Ist sie im Zweifelsfall nicht. Spätestens seitdem die italienischen Anzugschnitte Einzug gehalten haben, kann von einem Monopol der klassisch englisch-amerikanischen Schule nicht einmal mehr in der förmlichen Garderobe die Rede sein. Strömungen wie der aktuelle Pure-Look setzen wieder mehr auf Eleganz. Denn eines war die alte englische Herrenmode: sie sollte nicht elegant, sondern konventionell und damit professionell sein. Bei allem Understatement sehen englische Anzüge oft so aus, als hätte der Träger darin geschlafen. Diese Angst vor übertriebener Eleganz teilen die italienischen Labels nicht. Und wenn das Einstecktuch nicht aus Leinen, sondern aus bunt bedruckter Seide ist, oder gar die Manschettenknöpfe farbig blitzen, um so besser.
Problematisch wird die Lage, wenn es in die Freizeitgarderobe geht. Da werden etwa T-Shirts als schlicht eines Gentlemans unwürdig bezeichnet, Jeans sind natürlich sowieso Inbegriff der Verwahrlosung, und farblich ist man auf Braun- und Grüntöne festgelegt. Natürlich braune Schuhe und entsprechender Gürtel. Problematisch nur, wenn es in der Freizeit in die Stadt geht. Denn die alte Grundregel heißt immer noch: No brown in town.

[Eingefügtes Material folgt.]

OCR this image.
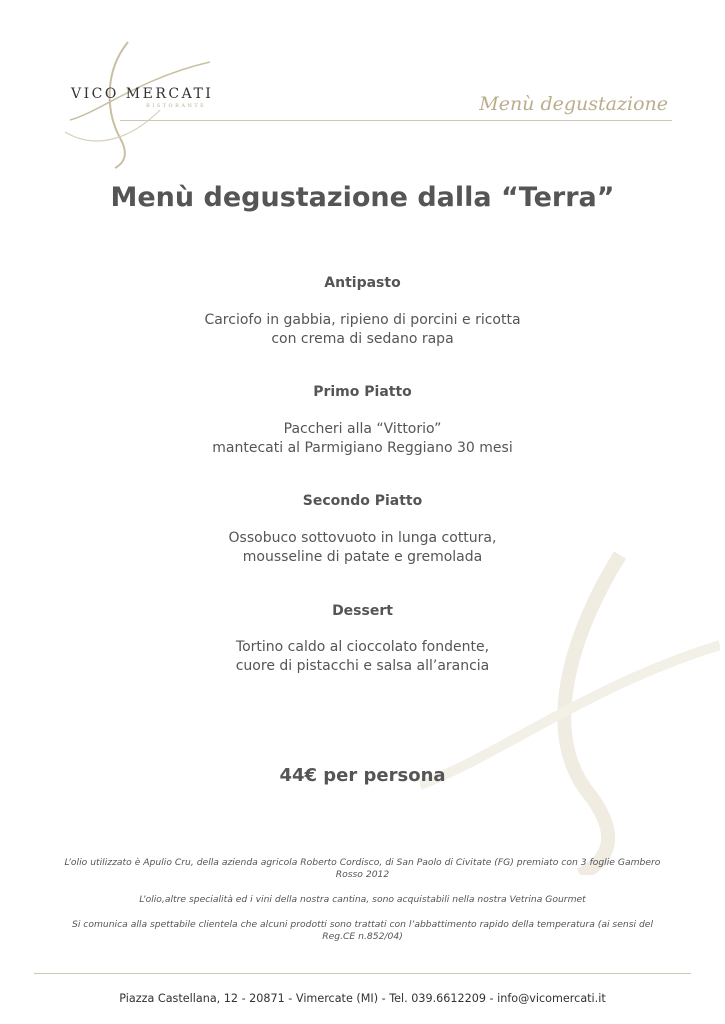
VICO MERCATI
RISTORANTE	Menù degustazione
Menù degustazione dalla “Terra”
Antipasto
Carciofo in gabbia, ripieno di porcini e ricotta
con crema di sedano rapa
Primo Piatto
Paccheri alla “Vittorio”
mantecati al Parmigiano Reggiano 30 mesi
Secondo Piatto
Ossobuco sottovuoto in lunga cottura,
mousseline di patate e gremolada
Dessert
Tortino caldo al cioccolato fondente,
cuore di pistacchi e salsa all’arancia
44€ per persona
L’olio utilizzato è Apulio Cru, della azienda agricola Roberto Cordisco, di San Paolo di Civitate (FG) premiato con 3 foglie Gambero Rosso 2012
L’olio,altre specialità ed i vini della nostra cantina, sono acquistabili nella nostra Vetrina Gourmet
Si comunica alla spettabile clientela che alcuni prodotti sono trattati con l’abbattimento rapido della temperatura (ai sensi del Reg.CE n.852/04)
Piazza Castellana, 12 - 20871 - Vimercate (MI) - Tel. 039.6612209 - info@vicomercati.it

Vielleicht ist es an der Zeit, sich wieder einmal vor Augen zu führen, dass alle diese feinen Kleidungskonventionen in erster Linie ein Ziel hatten: sie waren – und sind - eine Hilfestellung, um eine gewisse konservative Eleganz zu erreichen und zu zeigen, dass man sich in Gesellschaft bewegen kann. Das ist im Berufsleben meist eine gute Sache, auch wenn sich auch dort manche Konventionen ein wenig verschoben haben. Wie man hingegen im Privatleben wirken will, ist eine andere Angelegenheit. Und während der eine wirklich am liebsten auch außerhalb des Büros hochseriös daherkommen will, ist dem anderen eher seine Individualität wichtig.
Zudem sind die Zeiten vorbei, als man entweder die Woche über zur Arbeit oder am Wochenende aufs Land ging. Heutzutage gehen Menschen direkt von der Arbeit zur Party und in der Mittagspause einkaufen. Nicht zuletzt dadurch, aber auch durch die immer lockeren Büro-Dresscodes, verschwimmen die Grenzen zwischen förmlicher und lockerer Garderobe immer mehr. Und damit bietet sich auch die Gelegenheit, wieder modisch ein wenig Farbe zu bekennen.
Und doch: ausgedient hat die klassische Herrenmode noch lange nicht. Denn sie wirkt immer zeitlos elegant und professionell. Und ist dabei nicht von Modeströmungen abhängig. Es gibt nichts, was eleganter wirkt als ein gut geschnittener dreiteiliger Anzug zur gestreiften Krawatte, mit dem passenden Einstecktuch und glänzenden Manschettenknöpfen. Darunter ein weißes Hemd, perfekt. Sie werden innerhalb der klassischen Herrenmode nie modisch danebenliegen.
In Ihrer Freizeit hingegen sind Sie frei, zu tun und lassen, was sie mögen. Und da sind sowohl Jeans wie auch T-Shirts schon lange kein Tabu mehr – vorausgesetzt, sie sind sauber und gepflegt.